Retinopatia Diabética

Em Portugal existem cerca 360.000 portugueses com lesões na retina resultantes da diabetes.

A retinopatia diabética resulta das lesões que podem surgir na retina, nas pessoas com diabetes e é a primeira causa de cegueira na população ativa, entre os 20 e os 64 anos. 

 

Nas fase iniciais a retinopatia diabética é geralmente assintomática.
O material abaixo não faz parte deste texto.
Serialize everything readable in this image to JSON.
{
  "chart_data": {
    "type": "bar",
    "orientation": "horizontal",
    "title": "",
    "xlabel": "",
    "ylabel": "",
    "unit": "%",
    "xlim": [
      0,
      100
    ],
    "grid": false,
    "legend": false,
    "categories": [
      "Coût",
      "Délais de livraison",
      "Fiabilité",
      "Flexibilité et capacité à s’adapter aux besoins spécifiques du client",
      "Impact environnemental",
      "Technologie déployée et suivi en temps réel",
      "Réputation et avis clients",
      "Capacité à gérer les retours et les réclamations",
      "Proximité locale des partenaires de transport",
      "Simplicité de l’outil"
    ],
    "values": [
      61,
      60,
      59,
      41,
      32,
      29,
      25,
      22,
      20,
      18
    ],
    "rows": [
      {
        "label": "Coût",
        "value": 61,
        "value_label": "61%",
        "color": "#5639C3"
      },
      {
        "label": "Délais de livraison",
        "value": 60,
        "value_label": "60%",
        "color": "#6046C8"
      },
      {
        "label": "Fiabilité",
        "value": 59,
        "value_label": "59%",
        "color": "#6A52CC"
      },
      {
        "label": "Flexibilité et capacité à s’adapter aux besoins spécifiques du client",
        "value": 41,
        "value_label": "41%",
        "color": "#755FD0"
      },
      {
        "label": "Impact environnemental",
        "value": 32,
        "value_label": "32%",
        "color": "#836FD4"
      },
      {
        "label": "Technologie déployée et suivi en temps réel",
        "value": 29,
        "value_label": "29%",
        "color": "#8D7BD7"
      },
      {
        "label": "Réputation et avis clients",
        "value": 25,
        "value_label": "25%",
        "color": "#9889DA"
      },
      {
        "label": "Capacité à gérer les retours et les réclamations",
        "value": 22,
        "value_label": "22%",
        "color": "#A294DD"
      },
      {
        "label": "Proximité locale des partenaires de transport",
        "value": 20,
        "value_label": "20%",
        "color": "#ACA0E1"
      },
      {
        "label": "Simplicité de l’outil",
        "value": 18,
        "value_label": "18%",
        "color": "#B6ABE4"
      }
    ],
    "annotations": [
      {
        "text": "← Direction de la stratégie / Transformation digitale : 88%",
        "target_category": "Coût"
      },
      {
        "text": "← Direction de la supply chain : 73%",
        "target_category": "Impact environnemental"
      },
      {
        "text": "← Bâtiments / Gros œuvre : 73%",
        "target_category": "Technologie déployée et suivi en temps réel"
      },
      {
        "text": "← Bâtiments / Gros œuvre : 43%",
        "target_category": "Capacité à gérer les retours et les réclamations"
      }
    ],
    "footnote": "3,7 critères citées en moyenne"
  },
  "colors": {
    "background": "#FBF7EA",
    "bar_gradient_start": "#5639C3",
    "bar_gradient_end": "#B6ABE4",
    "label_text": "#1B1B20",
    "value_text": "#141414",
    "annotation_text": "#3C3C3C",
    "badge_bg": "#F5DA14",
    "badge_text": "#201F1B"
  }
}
Sendo o diagnóstico e tratamentos precoces essenciais para a preservação da visão e controlo mais eficaz da doença, conseguindo-se evitar a perda grave de visão e cegueira em cerca de 90 %. O diabético não deve esperar pelos sinais ou sintomas da doença para ir ao médico oftalmologista ou fazer o rastreio. O diabético tipo 2 deve consultar o médico oftalmologista ou fazer um rastreio logo após o diagnóstico da diabetes e  o diabético tipo 1 deve ter uma primeira consulta oftalmológica 5 anos após o diagnóstico. O acompanhamento periódico é essencial. Infelizmente muitos doentes só procuram ajuda em fases avançadas da doença, algo que se agravou com pandemia de Covid-19.

 

A DMI é uma doença própria da idade, em que ocorre uma degradação progressiva das células da retina, responsáveis pela nossa visão de pormenor, afetando indivíduos com mais de 50 anos e aumentando a sua prevalência com a idade.

Ao longo de vários anos, a DMI pode permanecer assintomática ou apresentar sintomas ligeiros como alguma dificuldade de leitura, o que nem sempre é fácil de valorizar numa população mais idosa. Com a evolução para estádios mais avançados, podem ocorrer perdas visuais geralmente mais acentuadas num dos olhos e de início relativamente súbito, distorção das imagens e manchas fixas no campo visual, que geralmente interferem com a visão central. Quando isto acontece, deve ser motivo de alerta para procurar uma consulta de oftalmologia num prazo de dias.

 

Todas as pessoas com este tipo de doenças da retina, como a retinopatia diabética e a DMI, devem ser observadas pelo médico Oftalmologista. No caso da diabetes podem efetuar o rastreio da retinopatia diabética através do Médico de Família, com orientação para o Médico Oftalmologista, se necessário.

 

Todos os indivíduos, mas particularmente acima dos 50 anos, deviam ser observados por um oftalmologista, pelo menos, uma vez por ano. Consciencializar as pessoas é uma das formas mais eficazes de detetar doentes em risco de perda visual, no sentido da promoção de  um seguimento e acompanhamento adequados, bem como do alerta para o desenvolvimento de sintomas críticos deste tipo de doenças.

A visão, é indiscutivelmente um bem demasiado precioso para que não a cuidemos adequadamente.